We’ve gone to approximately 4 million weddings in the last few years, and probably half of them included honeymoon registries in addition to the usual Crate & Barrel deal. While we’ve personally never thought twice about it, it’s come to our attention that this is a hot wedding etiquette topic with two fierce takes: Some say it’s totally OK to ask for scuba lessons in Bali… and others think it’s completely tasteless. Here, both sides of the story and our ultimate conclusion.
I WANT TO CONTRIBUTE TO YOUR HOME TOGETHER, NOT YOUR WANDERLUST
Weddings are steeped in long-held tradition — if we wanted to shake it up, why are we still seeing so many white dresses coming down the aisle? And while a registry at Bloomingdale’s seems like a far cry from a dowry made up of a flock of sheep and three gold coins, it’s kinda the modern-day equivalent of the centuries-old idea: The family and community are setting up the newlyweds with the foundation for their home. In days of yore, that meant transferring ownership of livestock (and gold if you were ballin’). Today, that means a KitchenAid. (C’mon, that thing is basically a workhorse and will last you forever.)
So when your Great Aunt Linda sees that your registry includes a $300 couples’ underwater salsa dancing class with great white sharks off the coast of South Africa, she’s probably like, what happened to flatware?! While bone china might be as useless to your 21st-century lifestyle as a flock of sheep, a honeymoon fund requesting cash for extravagant luxuries makes some traditional-leaning guests scratch their heads — especially those who think to themselves: Why am I paying for your luxury vacation?
IT’S NO DIFFERENT THAN ASKING FOR A VITAMIX
On the flip side, more and more couples (89 percent of them) are living together before they make it official. So chances are, most engaged pairs have been playing house long before you get an invite to their vows, which means they probably already have a lot of stuff. And let’s face it: Even if they requested “no gifts, please,” everyone would roll their eyes even harder than they would at a honeymoon registry. And seriously, what’s the difference between an overnight zip-line excursion in the Costa Rican jungle and that Le Creuset Dutch oven? They’re both things the couple probably wouldn’t normally splurge on (and they’re both really expensive).
But the most important point here is that it’s not like you’re forcing anyone to chip in on your Thailand trip. The power still remains on the side of the gifter, not the recipient. If someone wants to get you a lifetime supply of Crisco, and not something on your registry, all power to them. (But fingers crossed they stick to the registry.)

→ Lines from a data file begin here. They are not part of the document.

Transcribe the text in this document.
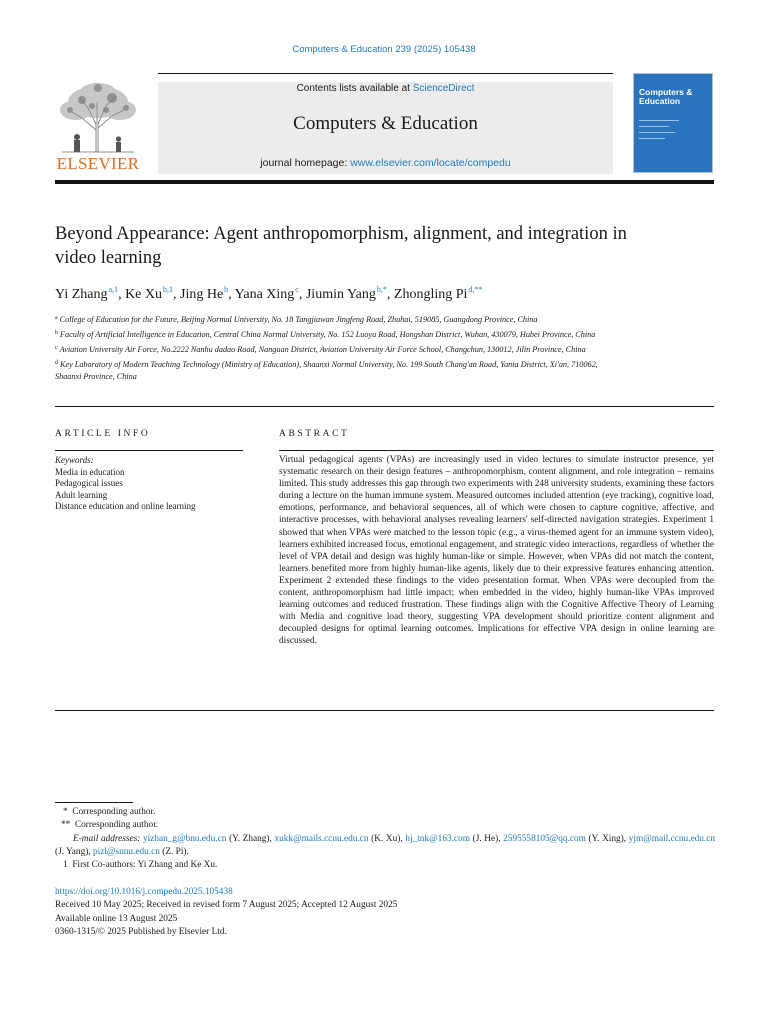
Computers & Education 239 (2025) 105438
ELSEVIER
Contents lists available at ScienceDirect
Computers & Education
journal homepage: www.elsevier.com/locate/compedu
Computers & Education
Beyond Appearance: Agent anthropomorphism, alignment, and integration in video learning
Yi Zhang$^{a,1}$, Ke Xu$^{b,1}$, Jing He$^b$, Yana Xing$^c$, Jiumin Yang$^{b,*}$, Zhongling $Pi^{d,**}$

$^a$ College of Education for the Future, Beijing Normal University, No. 18 Tangjiawan Jingfeng Road, Zhuhai, 519085, Guangdong Province, China

$^b$ Faculty of Artificial Intelligence in Education, Central China Normal University, No. 152 Luoyu Road, Hongshan District, Wuhan, 430079, Hubei Province, China

$^c$ Aviation University Air Force, No.2222 Nanhu dadao Road, Nanguan District, Aviation University Air Force School, Changchun, 130012, Jilin Province, China

$^d$ Key Laboratory of Modern Teaching Technology (Ministry of Education), Shaanxi Normal University, No. 199 South Chang'an Road, Yanta District, Xi'an, 710062, Shaanxi Province, China

ARTICLE INFO
Keywords:
Media in education
Pedagogical issues
Adult learning
Distance education and online learning
ABSTRACT
Virtual pedagogical agents (VPAs) are increasingly used in video lectures to simulate instructor presence, yet systematic research on their design features – anthropomorphism, content alignment, and role integration – remains limited. This study addresses this gap through two experiments with 248 university students, examining these factors during a lecture on the human immune system. Measured outcomes included attention (eye tracking), cognitive load, emotions, performance, and behavioral sequences, all of which were chosen to capture cognitive, affective, and interactive processes, with behavioral analyses revealing learners' self-directed navigation strategies. Experiment 1 showed that when VPAs were matched to the lesson topic (e.g., a virus-themed agent for an immune system video), learners exhibited increased focus, emotional engagement, and strategic video interactions, regardless of whether the level of VPA detail and design was highly human-like or simple. However, when VPAs did not match the content, learners benefited more from highly human-like agents, likely due to their expressive features enhancing attention. Experiment 2 extended these findings to the video presentation format. When VPAs were decoupled from the content, anthropomorphism had little impact; when embedded in the video, highly human-like VPAs improved learning outcomes and reduced frustration. These findings align with the Cognitive Affective Theory of Learning with Media and cognitive load theory, suggesting VPA development should prioritize content alignment and decoupled designs for optimal learning outcomes. Implications for effective VPA design in online learning are discussed.

* Corresponding author.

** Corresponding author.

E-mail addresses: yizhan_g@bnu.edu.cn (Y. Zhang), xukk@mails.ccnu.edu.cn (K. Xu), hj_tnk@163.com (J. He), 2595558105@qq.com (Y. Xing), yjm@mail.ccnu.edu.cn (J. Yang), pizl@snnu.edu.cn (Z. Pi).

1 First Co-authors: Yi Zhang and Ke Xu.

https://doi.org/10.1016/j.compedu.2025.105438

Received 10 May 2025; Received in revised form 7 August 2025; Accepted 12 August 2025

Available online 13 August 2025

0360-1315/© 2025 Published by Elsevier Ltd.
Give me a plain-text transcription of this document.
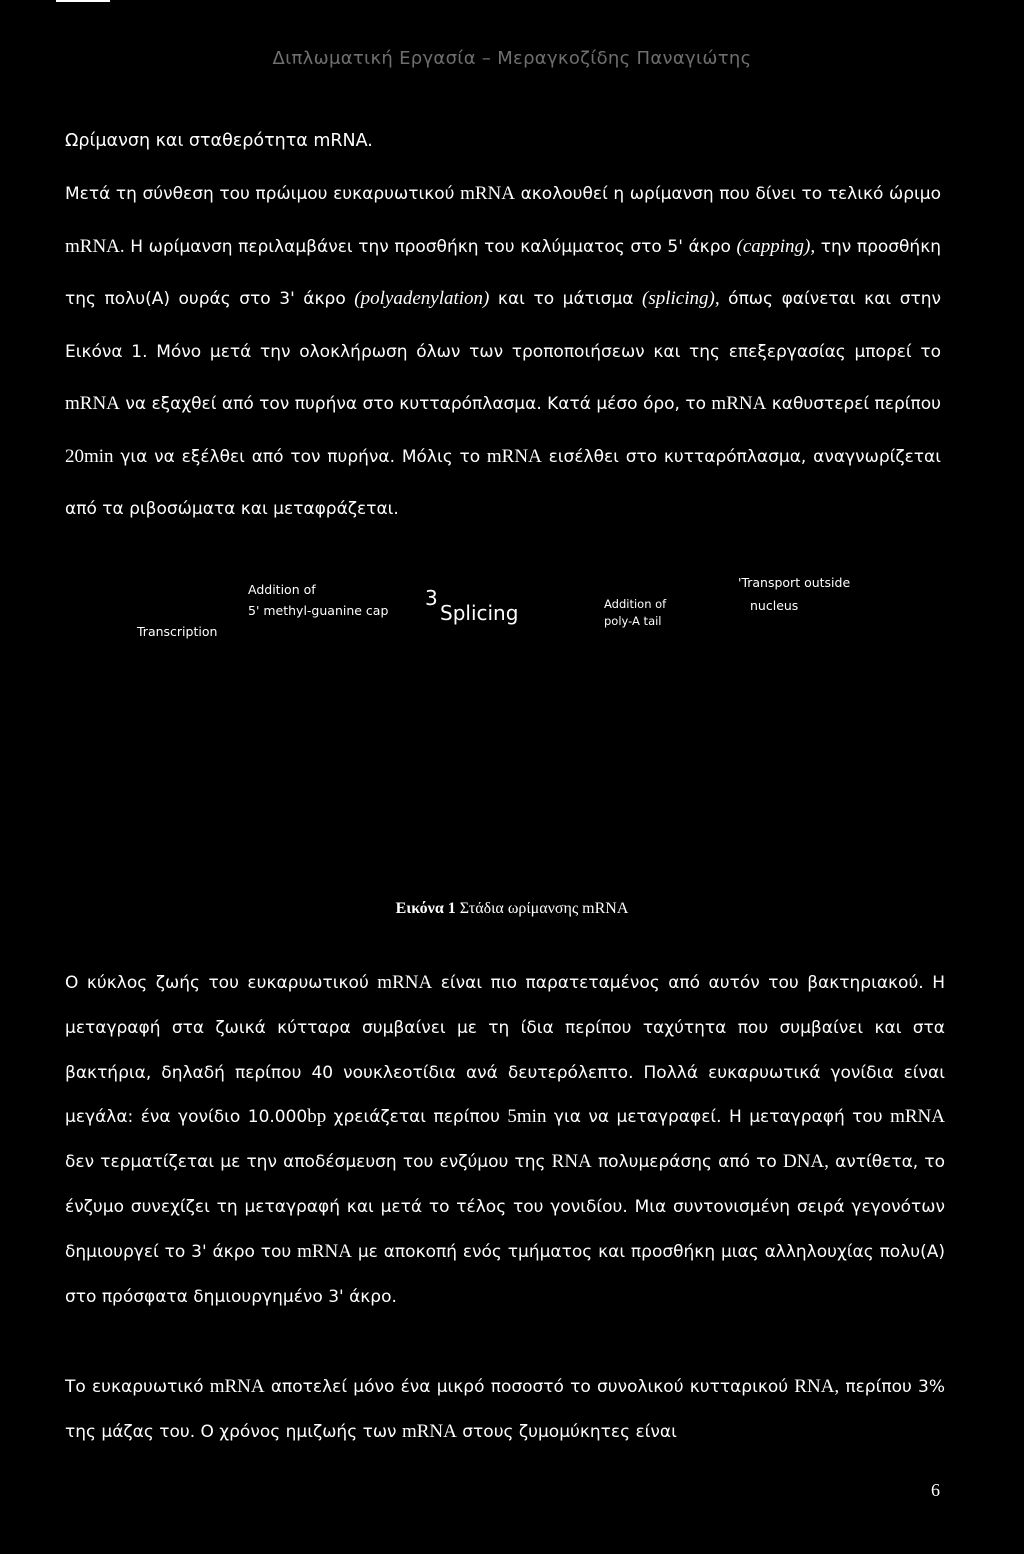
Διπλωματική Εργασία – Μεραγκοζίδης Παναγιώτης
Ωρίμανση και σταθερότητα mRNA.

Μετά τη σύνθεση του πρώιμου ευκαρυωτικού mRNA ακολουθεί η ωρίμανση που δίνει το τελικό ώριμο mRNA. Η ωρίμανση περιλαμβάνει την προσθήκη του καλύμματος στο 5' άκρο (capping), την προσθήκη της πολυ(Α) ουράς στο 3' άκρο (polyadenylation) και το μάτισμα (splicing), όπως φαίνεται και στην Εικόνα 1. Μόνο μετά την ολοκλήρωση όλων των τροποποιήσεων και της επεξεργασίας μπορεί το mRNA να εξαχθεί από τον πυρήνα στο κυτταρόπλασμα. Κατά μέσο όρο, το mRNA καθυστερεί περίπου 20min για να εξέλθει από τον πυρήνα. Μόλις το mRNA εισέλθει στο κυτταρόπλασμα, αναγνωρίζεται από τα ριβοσώματα και μεταφράζεται.

Transcription
Addition of
5' methyl-guanine cap
3
Splicing	Addition of
poly-A tail
'Transport outside
nucleus
Εικόνα 1 Στάδια ωρίμανσης mRNA

Ο κύκλος ζωής του ευκαρυωτικού mRNA είναι πιο παρατεταμένος από αυτόν του βακτηριακού. Η μεταγραφή στα ζωικά κύτταρα συμβαίνει με τη ίδια περίπου ταχύτητα που συμβαίνει και στα βακτήρια, δηλαδή περίπου 40 νουκλεοτίδια ανά δευτερόλεπτο. Πολλά ευκαρυωτικά γονίδια είναι μεγάλα: ένα γονίδιο 10.000bp χρειάζεται περίπου 5min για να μεταγραφεί. Η μεταγραφή του mRNA δεν τερματίζεται με την αποδέσμευση του ενζύμου της RNA πολυμεράσης από το DNA, αντίθετα, το ένζυμο συνεχίζει τη μεταγραφή και μετά το τέλος του γονιδίου. Μια συντονισμένη σειρά γεγονότων δημιουργεί το 3' άκρο του mRNA με αποκοπή ενός τμήματος και προσθήκη μιας αλληλουχίας πολυ(Α) στο πρόσφατα δημιουργημένο 3' άκρο.

Το ευκαρυωτικό mRNA αποτελεί μόνο ένα μικρό ποσοστό το συνολικού κυτταρικού RNA, περίπου 3% της μάζας του. Ο χρόνος ημιζωής των mRNA στους ζυμομύκητες είναι

6
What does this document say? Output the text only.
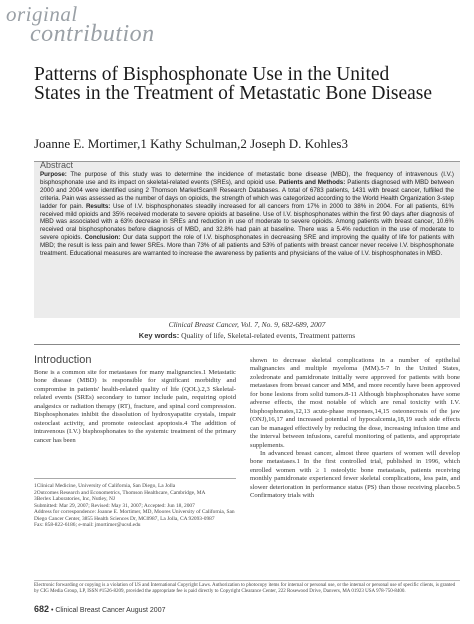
original
contribution
Patterns of Bisphosphonate Use in the United States in the Treatment of Metastatic Bone Disease
Joanne E. Mortimer,1 Kathy Schulman,2 Joseph D. Kohles3
Abstract
Purpose: The purpose of this study was to determine the incidence of metastatic bone disease (MBD), the frequency of intravenous (I.V.) bisphosphonate use and its impact on skeletal-related events (SREs), and opioid use. Patients and Methods: Patients diagnosed with MBD between 2000 and 2004 were identified using 2 Thomson MarketScan® Research Databases. A total of 6783 patients, 1431 with breast cancer, fulfilled the criteria. Pain was assessed as the number of days on opioids, the strength of which was categorized according to the World Health Organization 3-step ladder for pain. Results: Use of I.V. bisphosphonates steadily increased for all cancers from 17% in 2000 to 38% in 2004. For all patients, 61% received mild opioids and 35% received moderate to severe opioids at baseline. Use of I.V. bisphosphonates within the first 90 days after diagnosis of MBD was associated with a 63% decrease in SREs and reduction in use of moderate to severe opioids. Among patients with breast cancer, 10.6% received oral bisphosphonates before diagnosis of MBD, and 32.8% had pain at baseline. There was a 5.4% reduction in the use of moderate to severe opioids. Conclusion: Our data support the role of I.V. bisphosphonates in decreasing SRE and improving the quality of life for patients with MBD; the result is less pain and fewer SREs. More than 73% of all patients and 53% of patients with breast cancer never receive I.V. bisphosphonate treatment. Educational measures are warranted to increase the awareness by patients and physicians of the value of I.V. bisphosphonates in MBD.
Clinical Breast Cancer, Vol. 7, No. 9, 682-689, 2007
Key words: Quality of life, Skeletal-related events, Treatment patterns
Introduction
Bone is a common site for metastases for many malignancies.1 Metastatic bone disease (MBD) is responsible for significant morbidity and compromise in patients' health-related quality of life (QOL).2,3 Skeletal-related events (SREs) secondary to tumor include pain, requiring opioid analgesics or radiation therapy (RT), fracture, and spinal cord compression. Bisphosphonates inhibit the dissolution of hydroxyapatite crystals, impair osteoclast activity, and promote osteoclast apoptosis.4 The addition of intravenous (I.V.) bisphosphonates to the systemic treatment of the primary cancer has been
1Clinical Medicine, University of California, San Diego, La Jolla
2Outcomes Research and Econometrics, Thomson Healthcare, Cambridge, MA
3Berlex Laboratories, Inc, Nutley, NJ
Submitted: Mar 29, 2007; Revised: May 31, 2007; Accepted: Jun 18, 2007
Address for correspondence: Joanne E. Mortimer, MD, Moores University of California, San Diego Cancer Center, 3855 Health Sciences Dr, MC0987, La Jolla, CA 92093-0987
Fax: 858-822-6186; e-mail: jmortimer@ucsd.edu
shown to decrease skeletal complications in a number of epithelial malignancies and multiple myeloma (MM).5-7 In the United States, zoledronate and pamidronate initially were approved for patients with bone metastases from breast cancer and MM, and more recently have been approved for bone lesions from solid tumors.8-11 Although bisphosphonates have some adverse effects, the most notable of which are renal toxicity with I.V. bisphosphonates,12,13 acute-phase responses,14,15 osteonecrosis of the jaw (ONJ),16,17 and increased potential of hypocalcemia,18,19 such side effects can be managed effectively by reducing the dose, increasing infusion time and the interval between infusions, careful monitoring of patients, and appropriate supplements.
In advanced breast cancer, almost three quarters of women will develop bone metastases.1 In the first controlled trial, published in 1996, which enrolled women with ≥ 1 osteolytic bone metastasis, patients receiving monthly pamidronate experienced fewer skeletal complications, less pain, and slower deterioration in performance status (PS) than those receiving placebo.5 Confirmatory trials with
Electronic forwarding or copying is a violation of US and International Copyright Laws. Authorization to photocopy items for internal or personal use, or the internal or personal use of specific clients, is granted by CIG Media Group, LP, ISSN #1526-8209, provided the appropriate fee is paid directly to Copyright Clearance Center, 222 Rosewood Drive, Danvers, MA 01923 USA 978-750-8400.
682 • Clinical Breast Cancer August 2007
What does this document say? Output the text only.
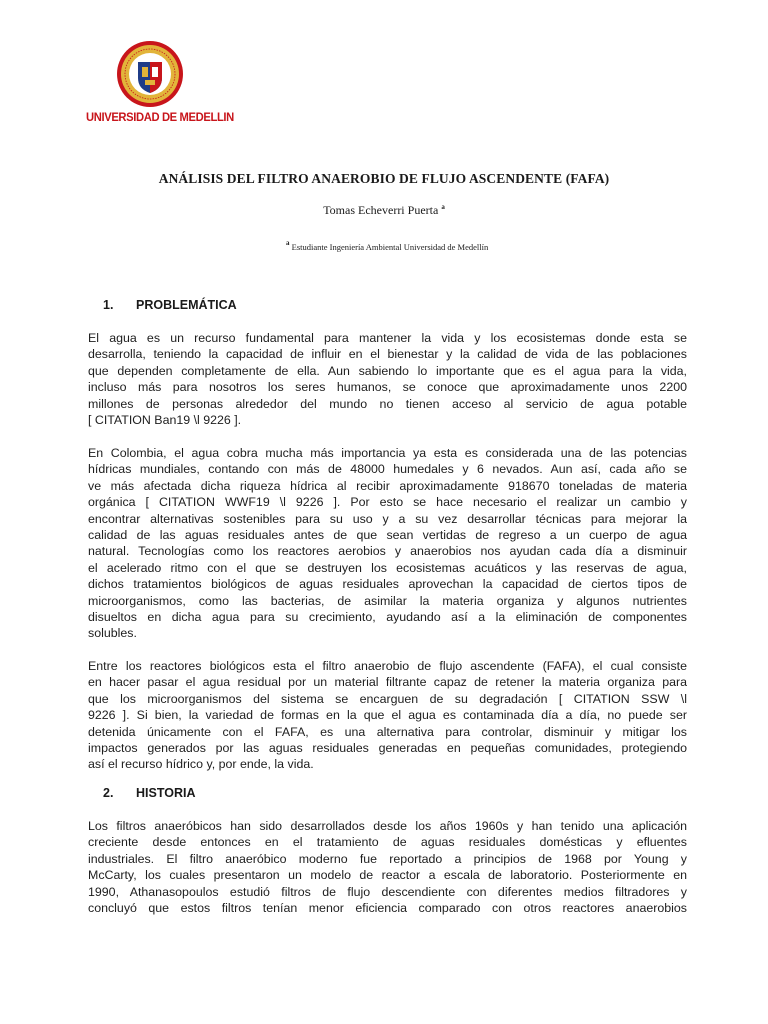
UNIVERSIDAD DE MEDELLIN
ANÁLISIS DEL FILTRO ANAEROBIO DE FLUJO ASCENDENTE (FAFA)
Tomas Echeverri Puerta $^a$
$^a$ Estudiante Ingeniería Ambiental Universidad de Medellín
1. PROBLEMÁTICA
El agua es un recurso fundamental para mantener la vida y los ecosistemas donde esta se
desarrolla, teniendo la capacidad de influir en el bienestar y la calidad de vida de las poblaciones
que dependen completamente de ella. Aun sabiendo lo importante que es el agua para la vida,
incluso más para nosotros los seres humanos, se conoce que aproximadamente unos 2200
millones de personas alrededor del mundo no tienen acceso al servicio de agua potable
[ CITATION Ban19 \l 9226 ].
En Colombia, el agua cobra mucha más importancia ya esta es considerada una de las potencias
hídricas mundiales, contando con más de 48000 humedales y 6 nevados. Aun así, cada año se
ve más afectada dicha riqueza hídrica al recibir aproximadamente 918670 toneladas de materia
orgánica [ CITATION WWF19 \l 9226 ]. Por esto se hace necesario el realizar un cambio y
encontrar alternativas sostenibles para su uso y a su vez desarrollar técnicas para mejorar la
calidad de las aguas residuales antes de que sean vertidas de regreso a un cuerpo de agua
natural. Tecnologías como los reactores aerobios y anaerobios nos ayudan cada día a disminuir
el acelerado ritmo con el que se destruyen los ecosistemas acuáticos y las reservas de agua,
dichos tratamientos biológicos de aguas residuales aprovechan la capacidad de ciertos tipos de
microorganismos, como las bacterias, de asimilar la materia organiza y algunos nutrientes
disueltos en dicha agua para su crecimiento, ayudando así a la eliminación de componentes
solubles.
Entre los reactores biológicos esta el filtro anaerobio de flujo ascendente (FAFA), el cual consiste
en hacer pasar el agua residual por un material filtrante capaz de retener la materia organiza para
que los microorganismos del sistema se encarguen de su degradación [ CITATION SSW \l
9226 ]. Si bien, la variedad de formas en la que el agua es contaminada día a día, no puede ser
detenida únicamente con el FAFA, es una alternativa para controlar, disminuir y mitigar los
impactos generados por las aguas residuales generadas en pequeñas comunidades, protegiendo
así el recurso hídrico y, por ende, la vida.
2. HISTORIA
Los filtros anaeróbicos han sido desarrollados desde los años 1960s y han tenido una aplicación
creciente desde entonces en el tratamiento de aguas residuales domésticas y efluentes
industriales. El filtro anaeróbico moderno fue reportado a principios de 1968 por Young y
McCarty, los cuales presentaron un modelo de reactor a escala de laboratorio. Posteriormente en
1990, Athanasopoulos estudió filtros de flujo descendiente con diferentes medios filtradores y
concluyó que estos filtros tenían menor eficiencia comparado con otros reactores anaerobios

After carefully examining the facts, we’ve come to the conclusion that it’s totally OK, and officially not tacky, to set up a honeymoon registry. Even The Emily Post Institute agrees: “It’s also OK to set up a honeymoon registry (as one of your “up to three” registries). Where possible, describe how different contributions will be used: “$80: rental car for a day of Rob driving us through the hills of Tuscany.” So, as Ms. Post suggests, itemize what you’ll be spending the money on since asking for straight up cash will inevitably rub some of your guests the wrong way. (And if you can find an $80 rental car deal, please let us know about it.) Case closed; suitcases packed.